Dr. Stick concludes his discussion by showing the small amount of CF research spending that occurs for children under 6. He believes that the FDA approved endpoints for clinical studies in CF (spirometry, quality of life, and pulmonary exacerbation) are neither feasible, nor appropriate for children under 6.
“Essentially, infants are being excluded from trials of these potentially disease modifying drugs that may well be coming to market in the next 5-10 years. I think it is time we actually got our heads out of the sand, in particular the FDA, and realize that if disease modifying therapies are available…then it may be fiscally irresponsible, morally unacceptable, and medically inappropriate to have infants on lifelong therapy with drugs that have only been demonstrated to show small changes in FEV1 in adults or older children.”
Hopefully this sheds some light on why I walked out of this talk at the Conference feeling pretty freaked out, why I wanted Brady on Kalydeco a.s.a.p., and why I am anxious about Brady’s upcoming CT scan.
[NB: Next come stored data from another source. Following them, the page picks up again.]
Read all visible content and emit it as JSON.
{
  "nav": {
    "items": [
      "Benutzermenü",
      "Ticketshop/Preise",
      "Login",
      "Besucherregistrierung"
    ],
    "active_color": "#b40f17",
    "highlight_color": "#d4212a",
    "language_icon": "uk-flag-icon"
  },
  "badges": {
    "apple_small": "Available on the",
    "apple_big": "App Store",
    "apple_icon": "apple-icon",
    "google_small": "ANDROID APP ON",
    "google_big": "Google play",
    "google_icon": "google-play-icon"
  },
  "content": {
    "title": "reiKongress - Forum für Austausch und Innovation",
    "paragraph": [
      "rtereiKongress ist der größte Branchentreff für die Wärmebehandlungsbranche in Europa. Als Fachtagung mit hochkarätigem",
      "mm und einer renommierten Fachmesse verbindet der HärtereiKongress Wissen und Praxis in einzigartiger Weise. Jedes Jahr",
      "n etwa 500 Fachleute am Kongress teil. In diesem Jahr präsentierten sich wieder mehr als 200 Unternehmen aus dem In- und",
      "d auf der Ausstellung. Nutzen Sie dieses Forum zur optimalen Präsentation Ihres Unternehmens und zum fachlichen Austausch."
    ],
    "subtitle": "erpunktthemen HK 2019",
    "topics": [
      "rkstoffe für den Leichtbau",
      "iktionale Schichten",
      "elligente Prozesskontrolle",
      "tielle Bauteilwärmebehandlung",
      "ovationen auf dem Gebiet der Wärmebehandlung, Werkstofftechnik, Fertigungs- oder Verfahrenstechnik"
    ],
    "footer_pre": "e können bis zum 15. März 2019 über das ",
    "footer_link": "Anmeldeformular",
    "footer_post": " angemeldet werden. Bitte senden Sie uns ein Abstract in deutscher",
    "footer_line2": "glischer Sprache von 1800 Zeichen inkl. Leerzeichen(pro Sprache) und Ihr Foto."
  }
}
Brady is “symptomless” and has normal throat culture result, but does that mean anything?? We shall soon see. There is no denying that this is extremely relevant information to parents of young kids with CF. The reason I felt the need to share this summary is that, even though it was difficult for me to hear, I’m glad I know…and I think others should know. This is the most detailed information ever collected on the early progression of CF in actual human lungs and Dr. Stick is promoting CT scan as the new “gold standard” of lung disease detection in CF!
It is important to remember that there are plenty of adult role models in the CF community who have proven that you can have a positive impact on lung health at ANY POINT during life with choices like: adherence to treatments, regular exercise, and good nutrition. This entry is not meant to be about doom and gloom. My aim is simply to share information. I have heard some criticism within the CF community about putting children under 6 on Kalydeco “off-label,” as we have done with Brady. This research made a big impression on me at the NACFC and has certainly factored into our benefit vs. risk analysis of beginning Kalydeco right now as opposed to waiting. There are going to be more and more studies featuring CT scan data as a way to measure CF lung disease and I think that this new information is going to change the protocol of treatment for the CF infant/child, even “symptomless” ones, to include more early preventative treatments. This is just my opinion. While Dr. Stick did not give the breathing treatment schedule of the monitored children in the study, he did remark that the use of Pulmozyme is currently regulated by the Australian government and is limited to children ages 5+. Brady’s first CT scan is coming up in about 2 weeks. Look for a detailed report! I'm feeling optimistic, but also anxious. According to Dr. Stick, most of the data we have collected about Brady's lung health really doesn't mean much...so you never know what we are going to find on the CT!